Protesting outright on the state floor isn’t necessarily something you can do and other representatives had issues with Pearson’s and Jones’ decorum, along with them using a bullhorn which is why they were expelled. Guns are a red flag when any type of measure is proposed to diminish their accessibility and use when you’re dealing with most Republicans. Republicans are notorious for receiving money from the National Rifle Association (NRA). So when you’re going against a republican majority state house fighting for gun laws, they’re not going to like that.

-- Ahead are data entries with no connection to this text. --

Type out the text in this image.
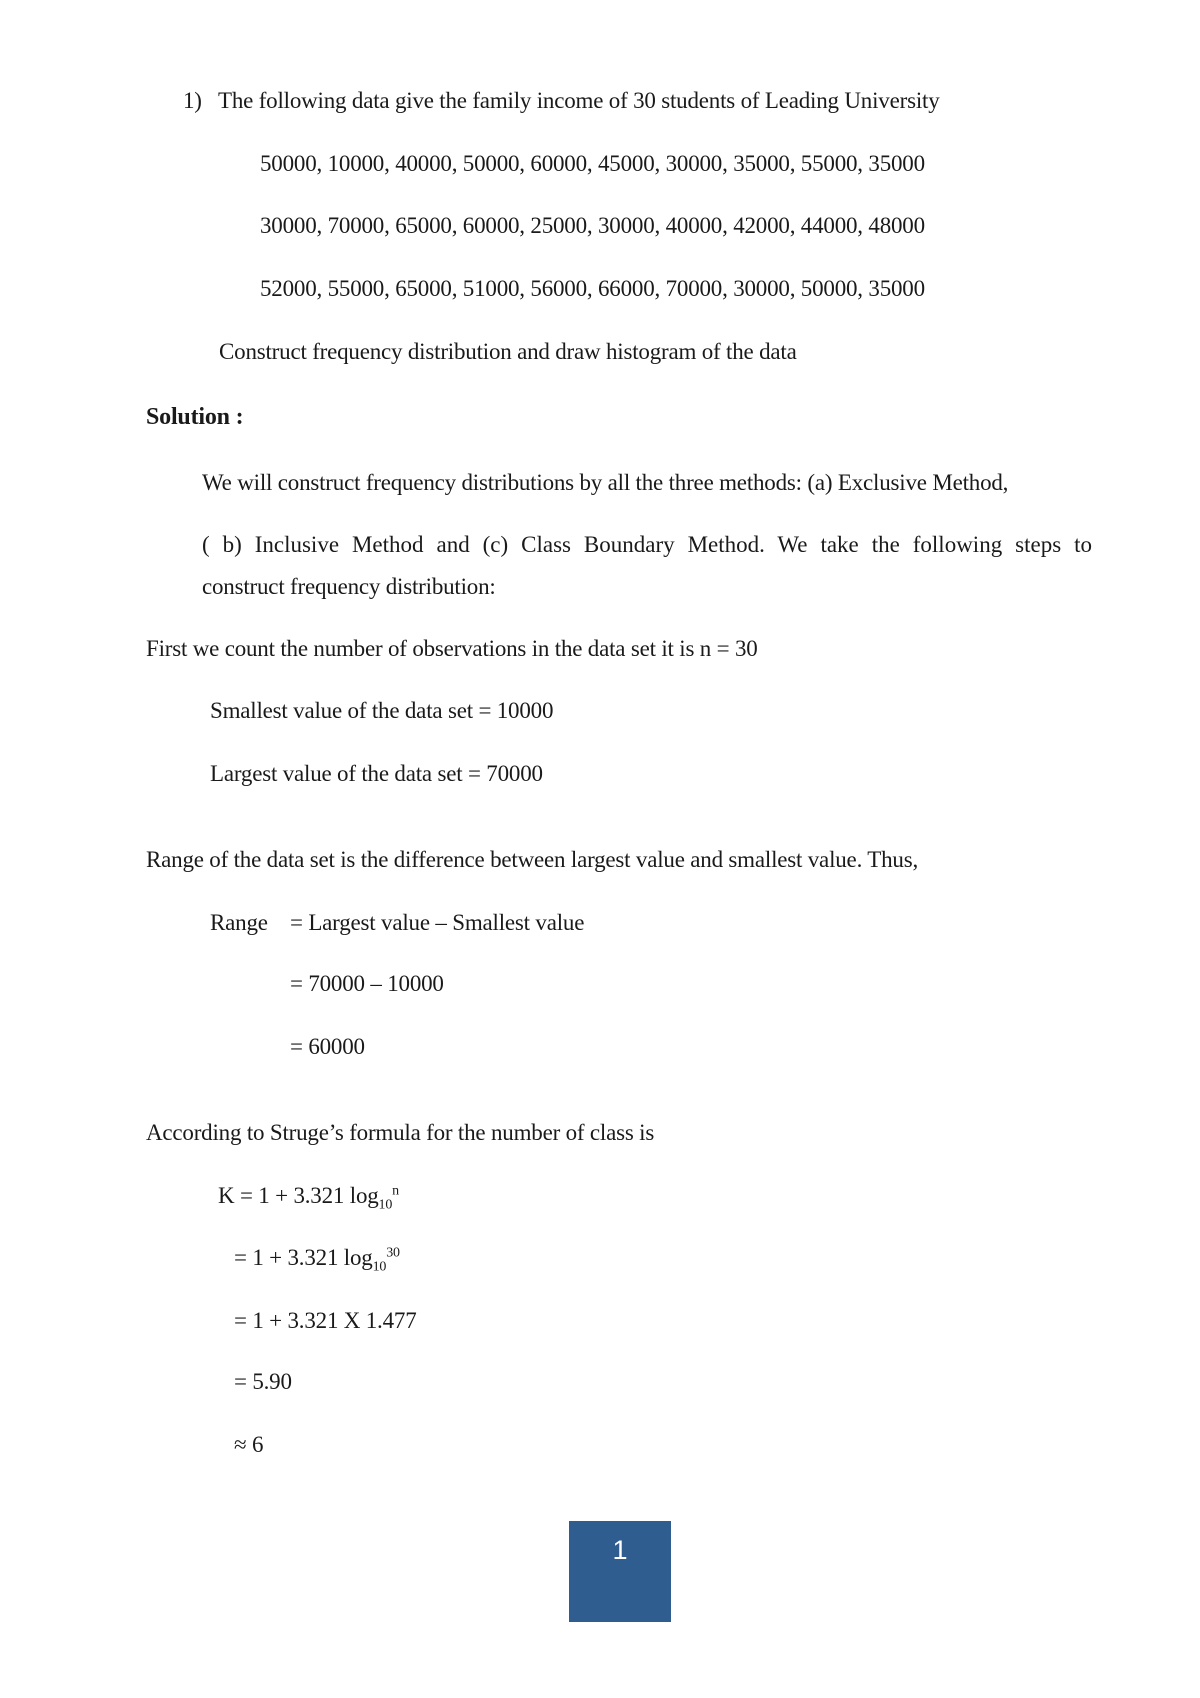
1) The following data give the family income of 30 students of Leading University
50000, 10000, 40000, 50000, 60000, 45000, 30000, 35000, 55000, 35000
30000, 70000, 65000, 60000, 25000, 30000, 40000, 42000, 44000, 48000
52000, 55000, 65000, 51000, 56000, 66000, 70000, 30000, 50000, 35000
Construct frequency distribution and draw histogram of the data
Solution :
We will construct frequency distributions by all the three methods: (a) Exclusive Method,
( b) Inclusive Method and (c) Class Boundary Method. We take the following steps to
construct frequency distribution:
First we count the number of observations in the data set it is n = 30
Smallest value of the data set = 10000
Largest value of the data set = 70000
Range of the data set is the difference between largest value and smallest value. Thus,
Range = Largest value – Smallest value
= 70000 – 10000
= 60000
According to Struge’s formula for the number of class is
K = 1 + 3.321 $\log_{10}^n$
= 1 + 3.321 $\log_{10}^{30}$
= 1 + 3.321 X 1.477
= 5.90
≈ 6
1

The protest and subsequent removal were in lieu of the recent school/church shooting in Tennessee on March 27, which claimed the lives of three children and three adults. Justin Jones, who is 27 and represents District 52, which is in the Nashville area of Tennessee, gave a profound speech before getting expelled. He said, “A state in which the Ku Klux Klan was founded is now attempting another power grab by silencing the two youngest Black representatives… You have the votes to do what you’re going to do today, and I wanted to let you know that when I came to this well, I was fighting for your children and grandchildren too — to live freely, free from the terror of school shootings and mass shootings.”
He also made it clear that if and when he was expelled, he would still be fighting for gun laws and safer schools. Jones went to college at Fisk University, where he received his B.A. in political science and completed a Master of Theological Studies at Vanderbilt University.

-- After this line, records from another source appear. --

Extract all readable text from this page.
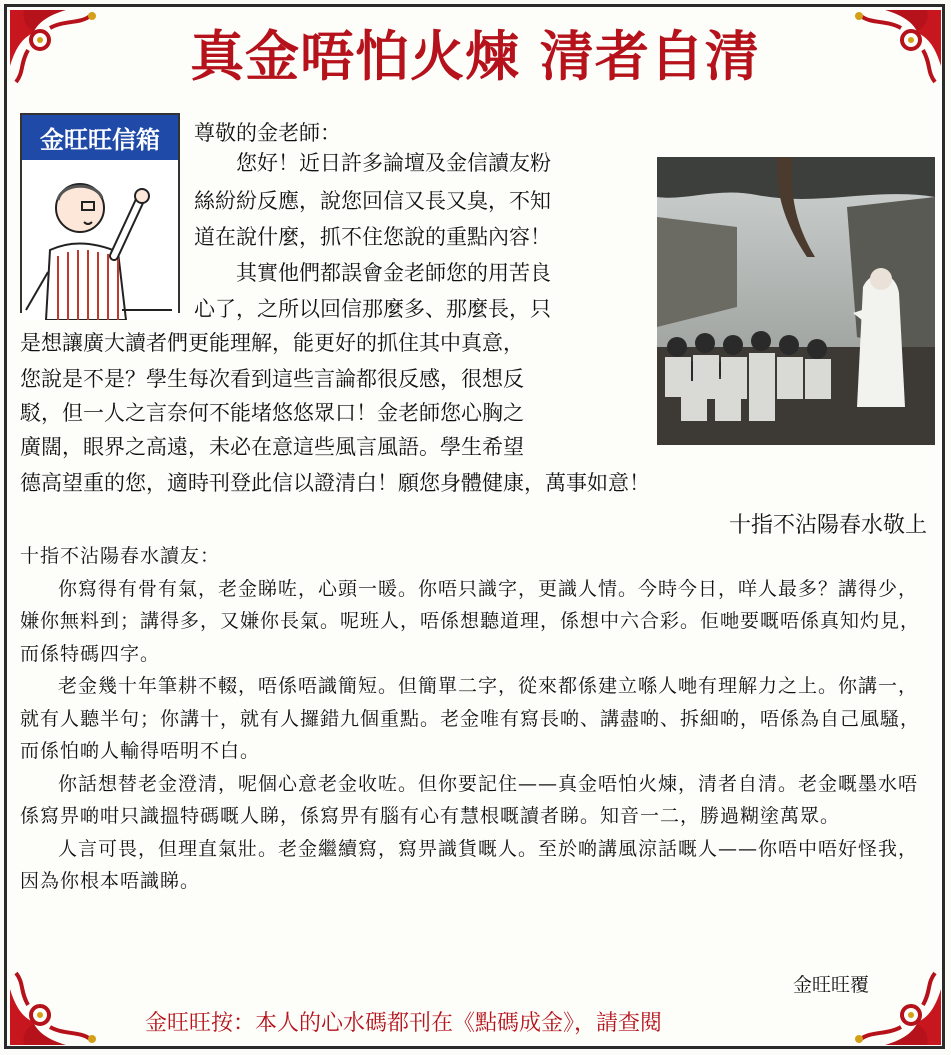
真金唔怕火煉 清者自清
金旺旺信箱	尊敬的金老師：
　　您好！近日許多論壇及金信讀友粉
絲紛紛反應，說您回信又長又臭，不知
道在說什麼，抓不住您說的重點內容！
　　其實他們都誤會金老師您的用苦良
心了，之所以回信那麼多、那麼長，只
是想讓廣大讀者們更能理解，能更好的抓住其中真意，
您說是不是？學生每次看到這些言論都很反感，很想反
駁，但一人之言奈何不能堵悠悠眾口！金老師您心胸之
廣闊，眼界之高遠，未必在意這些風言風語。學生希望
德高望重的您，適時刊登此信以證清白！願您身體健康，萬事如意！
十指不沾陽春水敬上

十指不沾陽春水讀友：

你寫得有骨有氣，老金睇咗，心頭一暖。你唔只識字，更識人情。今時今日，咩人最多？講得少，嫌你無料到；講得多，又嫌你長氣。呢班人，唔係想聽道理，係想中六合彩。佢哋要嘅唔係真知灼見，而係特碼四字。

老金幾十年筆耕不輟，唔係唔識簡短。但簡單二字，從來都係建立喺人哋有理解力之上。你講一，就有人聽半句；你講十，就有人攞錯九個重點。老金唯有寫長啲、講盡啲、拆細啲，唔係為自己風騷，而係怕啲人輸得唔明不白。

你話想替老金澄清，呢個心意老金收咗。但你要記住——真金唔怕火煉，清者自清。老金嘅墨水唔係寫畀啲咁只識搵特碼嘅人睇，係寫畀有腦有心有慧根嘅讀者睇。知音一二，勝過糊塗萬眾。

人言可畏，但理直氣壯。老金繼續寫，寫畀識貨嘅人。至於啲講風涼話嘅人——你唔中唔好怪我，因為你根本唔識睇。

金旺旺覆
金旺旺按：本人的心水碼都刊在《點碼成金》，請查閱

Justin Pearson, who is 28 years old and represents the 86th district of Tennessee, which is in the Memphis area, went to school at Bowdoin College, majoring in government and legal studies along with other educational achievements. Pearson had a classmate who died from gun violence, so he has a deep connection to the issue.
In an interview with the Breakfast Club, Pearson stated that protesting on the floor of the State House wasn’t something he wanted to do. He wanted to go about it the right way, which is to ask to be recognized when bills you have an opinion on are discussed, but every time he did that, he chose to keep talking about ending gun violence. The house speaker threatened to restrict Pearson’s speech, which is how we ended up with the protest.

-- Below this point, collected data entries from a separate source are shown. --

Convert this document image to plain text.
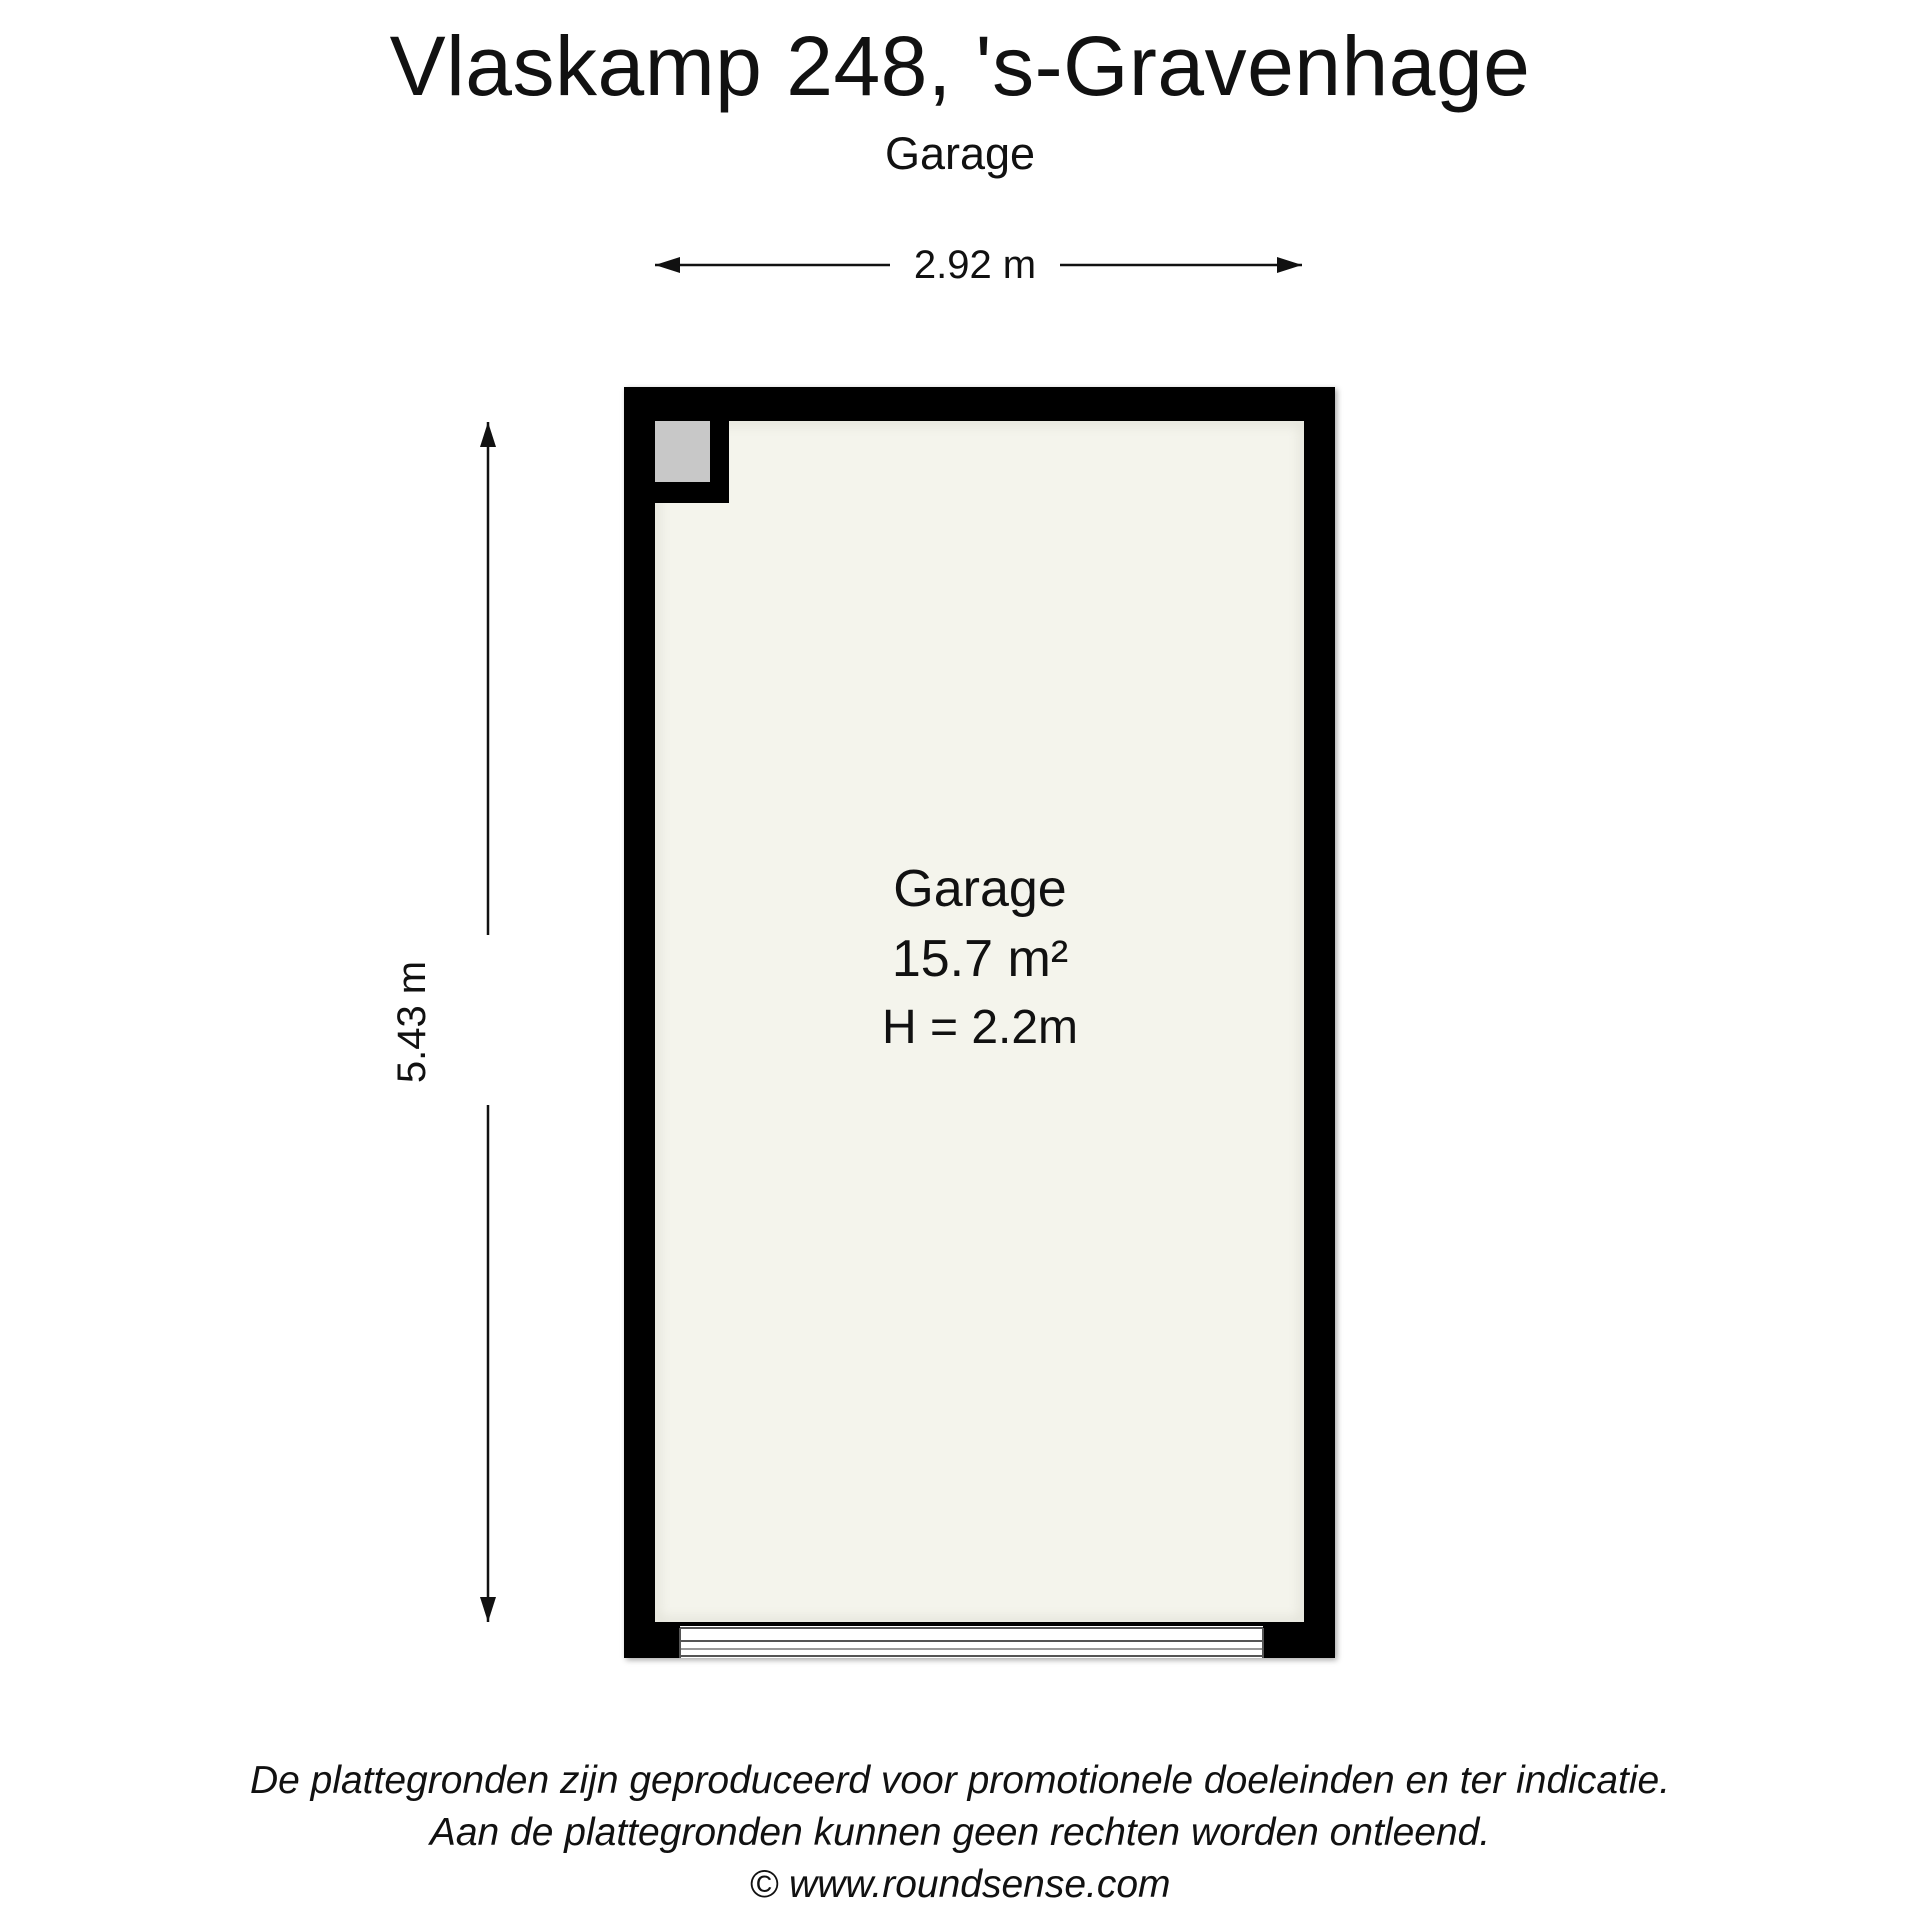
Vlaskamp 248, 's-Gravenhage
Garage
2.92 m
5.43 m
Garage
15.7 m²
H = 2.2m
De plattegronden zijn geproduceerd voor promotionele doeleinden en ter indicatie.
Aan de plattegronden kunnen geen rechten worden ontleend.
© www.roundsense.com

The district that Pearson represents is 60% Black. Gun violence in the Black community is a very prominent issue. So when Pearson speaks about gun reform and laws, he wants to address that situation first but also help all communities in the same situation. It’s also important to mention that the mass shooting in Tennessee that sparked all of this wasn’t located in either Justin Jones’ or Justin Pearson’s district. Which signifies the bravery, leadership and commitment that these two Black men have to helping and protecting the people of Tennessee.
The shooting was in the 56th district in parts of Davis County, represented by Democratic Representative Bob Freedman. Freedman’s opinion on what’s been happening these last few weeks has been rather minimal hasn’t nearly been heard loudly enough which has puzzled many in the public and raised some eyebrows. He did however say in a press conference speaking on the expulsions, “Instead of us having meaningful conversations, we’ve been distracted with the expulsion of some of our members who were speaking out for exactly what the people across our state are begging for us to do, and that’s action.”
In a new development last week, both Pearson and Jones were reinstated to their state house seats. Vox’s Li Zhou reports, “Jones was reinstated by the Nashville Metropolitan Council by a 36-0 vote on Monday, and Pearson was reinstated by the Shelby County Commission by a 7-0 vote on Wednesday.”
Although they were reinstated, both will have to participate in a special election (in which both intend to participate) to officially have their seats back under Tennessee law. Justin Jones and Justin Pearson have become overnight emblems for the bravery they have shown in standing up for what is right. But it’s important that, as much as we like to highlight and praise the messenger, we also need to stay focused on the message. America needs safer gun laws and an end to gun violence and mass shootings, something that isn’t so prevalent in any other country but ours.